15. BUNUH DIRI

6.2K 1.1K 127
                                    

Angreni mendongak dan menyadari langit semakin pekat dengan udara yang semakin dingin. Angreni paham betul perbedaan antara udara dingin asli gunung dan udara dingin pertanda hujan. Dan kali ini, ia yakin sekali hujan akan mengguyur gunung Lawu di malam hari. Matanya yang tertuju pada langit perlahan beralih pada Panji yang kini berjalan di hadapannya. Mereka masih mengikuti rombongan pendaki yang kebetulan juga mendaki di waktu yang sama. Meskipun tampak tenang dan terkendali, Angreni bisa merasakan kegelisahan samar dalam diri Panji. Sejak tadi, Panji terus mengedarkan pandangannya ke kiri dan ke kanan, lalu menoleh ke belakang. Mata mereka akan bertemu dan Panji akan kembali mengarahkan tatapannya ke depan.

"Lebih cepat, Angreni," ucap Panji dengan nada dinginnya ketika melihat Angreni berhenti sejenak karena betisnya seperti ingin melahirkan. Tinggal di ibukota yang serba instan membuat tubuhnya menjadi lemah. Ini adalah pertama kalinya Angreni memanjat gunung sejak Rama meninggal dan ia merasa sangat kelelahan. Anehnya, Panji tidak terlihat lelah sama sekali. Pria itu tetap bugar dan terus memaksa Angreni berjalan, padahal pendaki lain juga sama lelahnya sepertinya dan memilih untuk beristirahat.

"Mas, istirahat dulu. Kasihan pacarnya," ucap salah seorang pendaki pada Panji yang masih menunggu Angreni.

"Angreni, segera. Hujan akan turun sebentar lagi," gumam Panji sambil mendekati Angreni dengan nada tidak senangnya.

"Titik peristirahat dekat kok, Mas. Paling 15 menit lagi sampai, jadi biarin istirahat dulu. Ini juga awannya masih belum terlalu pekat," bela pendaki yang lain dan ditanggapi anggukan dari sesama kawannya.

Namun, Panji tidak mengindahkan ucapan mereka. Ia membungkuk dan mengangkat ransel Angreni. "Ayo, Ni," ucap Panji membawa ransel Angreni yang sama beratnya dengan ranselnya. Setelahnya, Panji tidak mengatakan apa-apa, selain berjalan terlebih dahulu meninggalkan Angreni. Angreni tidak memiliki pilihan lain, selain mengikuti pria itu dari belakang. Angreni merasa tidak enak pada Panji, sebab tasnya sangat berat dan pria itu kini menenteng dua tas, karenanya. Namun, Angreni membunuh perasaan sungkan itu. Toh, yang buru-buru Panji, jadi pria itu yang harus menerima konsekuensinya.

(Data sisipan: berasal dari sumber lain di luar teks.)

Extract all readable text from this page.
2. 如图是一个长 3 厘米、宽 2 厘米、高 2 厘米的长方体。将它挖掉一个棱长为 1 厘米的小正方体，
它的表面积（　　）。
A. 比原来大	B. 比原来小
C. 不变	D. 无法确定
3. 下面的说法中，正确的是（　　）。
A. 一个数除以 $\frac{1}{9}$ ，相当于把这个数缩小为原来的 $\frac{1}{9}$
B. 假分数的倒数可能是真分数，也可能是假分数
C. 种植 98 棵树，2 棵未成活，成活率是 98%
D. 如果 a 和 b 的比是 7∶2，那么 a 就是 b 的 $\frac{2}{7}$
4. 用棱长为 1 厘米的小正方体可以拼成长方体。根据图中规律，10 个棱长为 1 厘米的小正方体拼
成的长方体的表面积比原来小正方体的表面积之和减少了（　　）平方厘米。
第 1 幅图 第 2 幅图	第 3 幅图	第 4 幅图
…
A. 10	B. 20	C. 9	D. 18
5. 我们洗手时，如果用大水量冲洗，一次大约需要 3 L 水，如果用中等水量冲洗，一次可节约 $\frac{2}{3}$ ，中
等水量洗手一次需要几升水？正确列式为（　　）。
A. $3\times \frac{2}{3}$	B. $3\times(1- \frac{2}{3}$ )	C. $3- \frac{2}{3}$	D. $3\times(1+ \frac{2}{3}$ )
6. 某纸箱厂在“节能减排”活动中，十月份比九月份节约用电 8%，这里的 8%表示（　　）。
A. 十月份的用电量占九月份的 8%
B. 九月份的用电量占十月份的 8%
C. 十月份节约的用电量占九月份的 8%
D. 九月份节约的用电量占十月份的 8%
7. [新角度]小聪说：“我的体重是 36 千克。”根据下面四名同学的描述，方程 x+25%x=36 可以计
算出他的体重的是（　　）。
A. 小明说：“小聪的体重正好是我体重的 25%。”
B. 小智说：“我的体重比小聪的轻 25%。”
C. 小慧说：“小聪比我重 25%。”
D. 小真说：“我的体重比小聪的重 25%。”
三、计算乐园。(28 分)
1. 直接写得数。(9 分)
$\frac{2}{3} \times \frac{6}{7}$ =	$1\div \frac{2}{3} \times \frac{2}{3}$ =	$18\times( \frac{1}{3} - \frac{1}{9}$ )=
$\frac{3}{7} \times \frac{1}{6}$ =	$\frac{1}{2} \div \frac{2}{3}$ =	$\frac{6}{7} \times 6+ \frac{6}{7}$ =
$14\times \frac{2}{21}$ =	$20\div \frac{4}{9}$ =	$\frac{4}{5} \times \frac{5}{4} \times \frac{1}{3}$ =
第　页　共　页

Namun, Angreni akui stamina pria itu tidak main-main. Stamina Panji memang sesuai dengan ekspektasi Angreni akan tubuh tinggi dan kekar pria itu. Pria itu tidak terlihat lelah sama sekali. Tatapannya masih optimis dan langkahnya tidak goyah. Panji mendaki, menurun dan melompat seolah kegiatan ini adalah kegiatan sehari-harinya. Jika pria itu kuat untuk kegiatan fisik seperti ini... apa hal itu berarti pria itu kuat untuk kegiatan yang lain?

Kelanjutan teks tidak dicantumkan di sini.